|Created by Kimberly Kline, API|
Keeping the personal information of both your clients and your employees safe
is the responsibility of any company,
even a small business.
That is why it is important to put practices in place from the beginning that will help!
That duty begins with guarding the Personally Identifiable Information (PII) of your employees and clients.
Here I will discuss what information is considered PII, why it is important, and what you need to do now to safeguard it.
What is PII?
PII (Personally Identifiable Information) is defined as any information that can be used to determine a person’s identity. It also covers any information that when combined with other identifying information can reveal a person’s identity.
Specific Examples of PII are:
- Full Name (if not common)
- Home Address
- Date of Birth
- Social Security Number / National Identification Number
- Telephone Number
- Email Address (if private)
- Vehicle Registration Number
- Driver’s License Number
- Fingerprints or Handwriting
- Credit Card Numbers
- Genetic Information
- Login Name, Screen Name, or Handle (radio)
There is also information that could potentially be PII when it is combined with other Personally Identifiable Information. The idea here is that one or more of these examples when put together increases the possibility of identifying a person.
Examples of potential PII:
- Full Name (if common)
- Country, state, zip code, city of residence
- Gender or Race
- Name of School they attended or their Workplace
- Grades, Salary, or Job Position
- Criminal Record
- IP Address
Safeguarding this type of information is important. Being lax in any way with how you treat it is dangerous and can open up your clients and your employees to identity theft. This can have serious, lasting effects on their bank accounts, social media accounts, and credit. Having unauthorized access to PII is also an invasion of privacy.
That is why it is crucial to develop a sound policy concerning PII. Your policy should include the safe handling of PII, the proper training of your employees in what is PII and how to keep it safe, and the consequences of not following your policy.
Safeguarding PII begins with You and Your Employees! “Tweet This”
As an employer, you are required to develop and implement a policy for the safe handling of PII. You must also include the rules of behavior expected, including the consequences for non-compliance.
You should also recognize that
employees are often the “weak link”
when it comes to safeguarding PII.
Making sure they are both thoroughly trained and monitored helps.
All employees and contractors who have significant privacy information responsibilities must understand your PII policy. This includes any employees and contractors who work with PII as part of their job duties such as Human Resources staff, finance staff, or Managers / Supervisors.
|Created by Kimberly Kline, API|
Establishing steps to
both recognize PII and handle it properly
is the backbone of a good PII policy.
The first step is to identify whether the information is, in fact, PII. Educating your staff on the examples of what is PII and what, when combined with other information, becomes PII is crucial.
You should then consider “de-identifying” your records as much as possible. This means removing enough PII from any report or document so that the remaining information does not automatically identify an individual.
Another option is to “Anonymize” PII information. For example, you may consider substituting a code for the PII information (such as a name).
But the absolute best way to safeguard PII begins with controlling or limiting access to PII. This includes both physical and mobile access (cell phones, laptops, etc.). Curbing the number of people who come in contact with sensitive PII information is the easiest way to keep it safer and control how it is handled.

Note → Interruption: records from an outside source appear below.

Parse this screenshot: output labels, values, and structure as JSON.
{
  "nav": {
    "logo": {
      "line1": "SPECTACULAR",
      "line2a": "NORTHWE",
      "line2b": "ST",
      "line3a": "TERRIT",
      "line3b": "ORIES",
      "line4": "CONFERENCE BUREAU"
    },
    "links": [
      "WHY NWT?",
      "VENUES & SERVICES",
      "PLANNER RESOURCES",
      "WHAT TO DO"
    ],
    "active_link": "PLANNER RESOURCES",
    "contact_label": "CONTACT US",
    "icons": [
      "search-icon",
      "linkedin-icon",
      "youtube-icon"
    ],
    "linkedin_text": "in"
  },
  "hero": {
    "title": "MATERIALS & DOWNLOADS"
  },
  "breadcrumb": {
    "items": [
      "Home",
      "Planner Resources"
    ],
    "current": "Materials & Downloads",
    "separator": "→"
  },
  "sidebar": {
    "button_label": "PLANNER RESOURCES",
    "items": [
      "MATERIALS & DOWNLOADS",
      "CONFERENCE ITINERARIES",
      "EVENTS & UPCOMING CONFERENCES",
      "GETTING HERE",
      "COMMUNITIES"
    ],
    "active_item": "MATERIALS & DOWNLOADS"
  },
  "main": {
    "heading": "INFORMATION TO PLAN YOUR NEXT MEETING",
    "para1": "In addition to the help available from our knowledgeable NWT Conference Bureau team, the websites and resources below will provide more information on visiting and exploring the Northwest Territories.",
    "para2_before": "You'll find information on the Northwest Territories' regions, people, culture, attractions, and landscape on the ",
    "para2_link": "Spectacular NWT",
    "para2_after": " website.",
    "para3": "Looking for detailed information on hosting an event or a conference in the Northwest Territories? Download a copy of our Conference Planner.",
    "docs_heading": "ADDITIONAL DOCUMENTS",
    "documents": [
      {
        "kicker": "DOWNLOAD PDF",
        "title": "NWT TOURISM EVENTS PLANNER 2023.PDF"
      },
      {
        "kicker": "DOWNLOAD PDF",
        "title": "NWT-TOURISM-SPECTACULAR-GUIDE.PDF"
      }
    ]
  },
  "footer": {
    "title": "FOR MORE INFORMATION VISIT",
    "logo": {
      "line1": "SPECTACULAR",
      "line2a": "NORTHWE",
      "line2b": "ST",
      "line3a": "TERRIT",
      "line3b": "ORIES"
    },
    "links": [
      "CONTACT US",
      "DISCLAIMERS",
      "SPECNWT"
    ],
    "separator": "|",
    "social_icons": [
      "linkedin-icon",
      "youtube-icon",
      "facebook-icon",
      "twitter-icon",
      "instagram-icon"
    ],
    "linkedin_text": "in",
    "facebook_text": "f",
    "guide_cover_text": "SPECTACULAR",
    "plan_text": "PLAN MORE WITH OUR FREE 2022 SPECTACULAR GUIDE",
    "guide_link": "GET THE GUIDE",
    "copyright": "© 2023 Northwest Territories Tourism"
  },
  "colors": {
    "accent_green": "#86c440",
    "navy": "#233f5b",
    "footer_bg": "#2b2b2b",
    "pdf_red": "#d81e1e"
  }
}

Careful consideration of the location of your PII records is also key. Keeping them onsite with limited accessibility is best. Any offsite or mobile storage creates vulnerability.
Your policy also needs to consider the confidential transmission of anything containing PII.
The final safeguarding part of your policy should be developing an auditing program to monitor for potential inappropriate access to PII or for a data breach.
It is also important that your PII policy explains the consequences and corrective actions
for breaching PII protocol.
It should cover both employee and contractor expectations.
You must emphasize that compliance is mandatory and that the penalty for breaking the protocol for safely handling PII may incur disciplinary and/or criminal action.
Penalties may range from reprimand and retraining to suspension or removal. It should be noted that fines may also be levied on anyone found guilty of willful disclosure of PII.
The responsibility for properly training your employees and contractors who work with PII lies with you, the owner, and your managers. The best practice is to develop a thorough training program, make sure your workers follow the program, and frequently monitor the handling of PII.
However, no matter what you include in your PII Policy,
the best way to protect your employees, clients, and your company
is to practice the
“minimum necessary principle”.
The goal is to minimize the use, collection, and retention of PII to the least amount necessary.
This includes the previously mentioned limiting of access to PII. It also means the proper destroying of records physically (shredding for example) and digitally (sanitizing).
Not only is taking these steps to guard PII
the safe thing to do,
it is the right thing to do….and your employees and clients will thank you for it!